Dubai, United Arab Emirates – This is an amazing place. It’s right on the Persian Gulf, but it’s desert right up to the coastline. There are trillions of dollars of investment money floating around, and they’re building 65 to 70 huge skyscrapers all at once in a 10-square-mile radius. A city has never been built like this before. It’s just unbelievable development going on.
I came down here last Wednesday to hang out with my brother and play some golf, skipping the World Cup races last weekend in Garmisch, Germany. I’m planning on going back Wednesday, and I will race this weekend in Chamonix, France, unless the downhill training run on Thursday is canceled because of weather.
It wasn’t about “recharging my batteries.” That’s sort of a weird theory, I think, like any of the other weird theories people come up with. I just wanted to play golf. Whether I’m “recharged” or not, I don’t really think of it that way, but I got to play golf and that was good.
I wanted to see Dubai, and I wanted my brother to have a chance to go golfing, so this made sense. It was the easiest place for both of us to come and kill a few birds with one stone.
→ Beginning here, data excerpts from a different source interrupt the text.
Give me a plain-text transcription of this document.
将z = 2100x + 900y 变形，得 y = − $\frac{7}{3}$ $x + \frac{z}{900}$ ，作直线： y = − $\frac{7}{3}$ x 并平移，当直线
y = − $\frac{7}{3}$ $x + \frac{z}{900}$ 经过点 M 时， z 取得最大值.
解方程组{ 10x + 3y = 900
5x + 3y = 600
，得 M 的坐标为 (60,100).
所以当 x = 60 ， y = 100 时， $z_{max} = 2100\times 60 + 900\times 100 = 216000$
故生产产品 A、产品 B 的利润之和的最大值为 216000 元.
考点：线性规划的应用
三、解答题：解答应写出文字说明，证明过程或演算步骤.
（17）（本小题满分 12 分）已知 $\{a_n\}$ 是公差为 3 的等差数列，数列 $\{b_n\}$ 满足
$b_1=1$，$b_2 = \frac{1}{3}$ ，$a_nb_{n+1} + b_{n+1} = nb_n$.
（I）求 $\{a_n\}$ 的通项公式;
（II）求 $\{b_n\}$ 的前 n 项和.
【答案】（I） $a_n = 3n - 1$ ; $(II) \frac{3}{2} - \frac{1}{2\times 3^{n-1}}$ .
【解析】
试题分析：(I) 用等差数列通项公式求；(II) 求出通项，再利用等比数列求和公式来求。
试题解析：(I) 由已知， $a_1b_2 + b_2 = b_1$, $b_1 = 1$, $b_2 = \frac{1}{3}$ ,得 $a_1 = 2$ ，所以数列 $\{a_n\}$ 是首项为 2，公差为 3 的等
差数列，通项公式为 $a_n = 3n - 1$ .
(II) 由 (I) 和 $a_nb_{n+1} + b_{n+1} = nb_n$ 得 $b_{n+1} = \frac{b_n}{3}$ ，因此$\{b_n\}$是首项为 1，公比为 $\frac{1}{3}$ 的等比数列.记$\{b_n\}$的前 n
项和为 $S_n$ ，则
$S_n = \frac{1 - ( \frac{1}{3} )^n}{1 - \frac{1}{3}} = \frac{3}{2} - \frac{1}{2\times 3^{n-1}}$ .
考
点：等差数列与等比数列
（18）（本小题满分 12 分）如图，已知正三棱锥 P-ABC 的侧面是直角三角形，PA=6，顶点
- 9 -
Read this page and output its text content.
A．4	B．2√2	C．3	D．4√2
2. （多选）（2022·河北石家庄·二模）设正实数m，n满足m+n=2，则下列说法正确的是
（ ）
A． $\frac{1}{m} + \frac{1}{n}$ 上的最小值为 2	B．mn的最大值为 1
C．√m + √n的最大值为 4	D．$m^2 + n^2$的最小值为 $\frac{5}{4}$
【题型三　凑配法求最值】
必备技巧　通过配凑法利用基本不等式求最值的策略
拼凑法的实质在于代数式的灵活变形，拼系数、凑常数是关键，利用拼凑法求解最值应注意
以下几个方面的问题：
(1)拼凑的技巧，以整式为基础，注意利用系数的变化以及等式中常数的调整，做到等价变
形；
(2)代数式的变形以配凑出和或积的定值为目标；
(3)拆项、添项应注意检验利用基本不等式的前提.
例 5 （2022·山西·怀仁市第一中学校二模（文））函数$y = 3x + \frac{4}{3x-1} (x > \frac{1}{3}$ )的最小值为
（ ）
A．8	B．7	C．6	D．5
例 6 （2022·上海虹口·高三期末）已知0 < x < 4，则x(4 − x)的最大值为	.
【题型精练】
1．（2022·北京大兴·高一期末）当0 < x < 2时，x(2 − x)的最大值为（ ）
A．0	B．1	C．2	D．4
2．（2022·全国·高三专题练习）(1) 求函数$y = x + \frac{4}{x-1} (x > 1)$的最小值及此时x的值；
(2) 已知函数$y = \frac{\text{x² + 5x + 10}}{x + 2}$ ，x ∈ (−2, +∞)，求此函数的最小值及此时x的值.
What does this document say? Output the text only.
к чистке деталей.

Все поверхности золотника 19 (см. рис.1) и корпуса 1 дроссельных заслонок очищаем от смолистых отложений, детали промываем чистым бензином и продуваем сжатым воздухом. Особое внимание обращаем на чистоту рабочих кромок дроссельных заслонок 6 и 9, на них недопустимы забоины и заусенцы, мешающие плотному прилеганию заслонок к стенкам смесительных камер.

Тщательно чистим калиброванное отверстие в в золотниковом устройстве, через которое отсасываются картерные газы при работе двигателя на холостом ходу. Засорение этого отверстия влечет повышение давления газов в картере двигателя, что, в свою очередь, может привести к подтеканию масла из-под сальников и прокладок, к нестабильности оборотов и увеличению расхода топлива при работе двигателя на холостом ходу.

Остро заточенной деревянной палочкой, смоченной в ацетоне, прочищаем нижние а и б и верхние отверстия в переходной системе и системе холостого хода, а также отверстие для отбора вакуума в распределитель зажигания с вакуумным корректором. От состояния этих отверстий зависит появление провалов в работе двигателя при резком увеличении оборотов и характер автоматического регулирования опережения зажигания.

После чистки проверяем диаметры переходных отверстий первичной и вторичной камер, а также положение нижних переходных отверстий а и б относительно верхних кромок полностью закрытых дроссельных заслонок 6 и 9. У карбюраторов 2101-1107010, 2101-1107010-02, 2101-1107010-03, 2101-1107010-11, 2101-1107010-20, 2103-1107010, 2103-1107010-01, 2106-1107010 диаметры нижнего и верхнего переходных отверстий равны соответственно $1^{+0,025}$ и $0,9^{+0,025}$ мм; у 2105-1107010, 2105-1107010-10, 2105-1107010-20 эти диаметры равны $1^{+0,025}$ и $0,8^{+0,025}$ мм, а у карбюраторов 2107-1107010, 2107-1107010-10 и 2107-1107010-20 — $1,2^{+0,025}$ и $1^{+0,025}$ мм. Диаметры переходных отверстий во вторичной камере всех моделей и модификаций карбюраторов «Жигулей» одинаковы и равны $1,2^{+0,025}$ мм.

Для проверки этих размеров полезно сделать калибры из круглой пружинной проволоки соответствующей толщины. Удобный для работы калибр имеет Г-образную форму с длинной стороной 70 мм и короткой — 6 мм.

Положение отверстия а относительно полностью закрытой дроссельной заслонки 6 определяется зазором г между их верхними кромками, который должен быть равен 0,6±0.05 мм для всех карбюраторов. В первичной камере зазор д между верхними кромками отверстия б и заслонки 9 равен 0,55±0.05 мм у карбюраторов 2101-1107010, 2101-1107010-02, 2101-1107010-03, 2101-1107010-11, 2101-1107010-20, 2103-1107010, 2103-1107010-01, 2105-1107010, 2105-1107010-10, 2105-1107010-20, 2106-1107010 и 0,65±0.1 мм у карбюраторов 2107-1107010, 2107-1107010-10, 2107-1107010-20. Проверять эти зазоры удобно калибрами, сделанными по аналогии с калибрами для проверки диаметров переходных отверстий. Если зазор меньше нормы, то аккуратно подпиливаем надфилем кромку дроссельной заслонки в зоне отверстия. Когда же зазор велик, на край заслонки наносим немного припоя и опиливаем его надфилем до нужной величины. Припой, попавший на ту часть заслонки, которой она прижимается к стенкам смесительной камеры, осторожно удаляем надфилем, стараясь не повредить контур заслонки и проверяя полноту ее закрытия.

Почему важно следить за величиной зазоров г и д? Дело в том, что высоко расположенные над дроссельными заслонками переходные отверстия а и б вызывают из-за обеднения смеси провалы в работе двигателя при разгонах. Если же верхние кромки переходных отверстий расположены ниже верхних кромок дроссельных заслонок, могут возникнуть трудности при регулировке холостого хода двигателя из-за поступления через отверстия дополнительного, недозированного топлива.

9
With the Olympics just over a week away, it’s not like I’m dreading it. I maybe don’t enjoy all the media attention, but most of the reason I don’t enjoy it is because of the lack of effectiveness.
I don’t mind doing stuff if there is some effect, but as you’ve seen with the media stuff in the past, I say what I think and then it’s up to the media to make that effective. Or they can make it absolutely not effective. They choose to do the latter, and that’s what makes it not enjoyable.
It’s not that I don’t like talking to people. I don’t mind even dealing with being a role model or any of that stuff. But it’s not up to me alone to make the whole thing effective and positive, it’s up to other people also.
At the Olympics there will be a lot of media who don’t normally follow ski racing, but I can have fun with them. I try to do it in a lighthearted way. I don’t blame them for not knowing about ski racing. That’s one of the things I enjoy about the sport, that it’s not well known in the U.S. Mentally sparring with them is more fun than sparring with the same people I do all the time in Europe.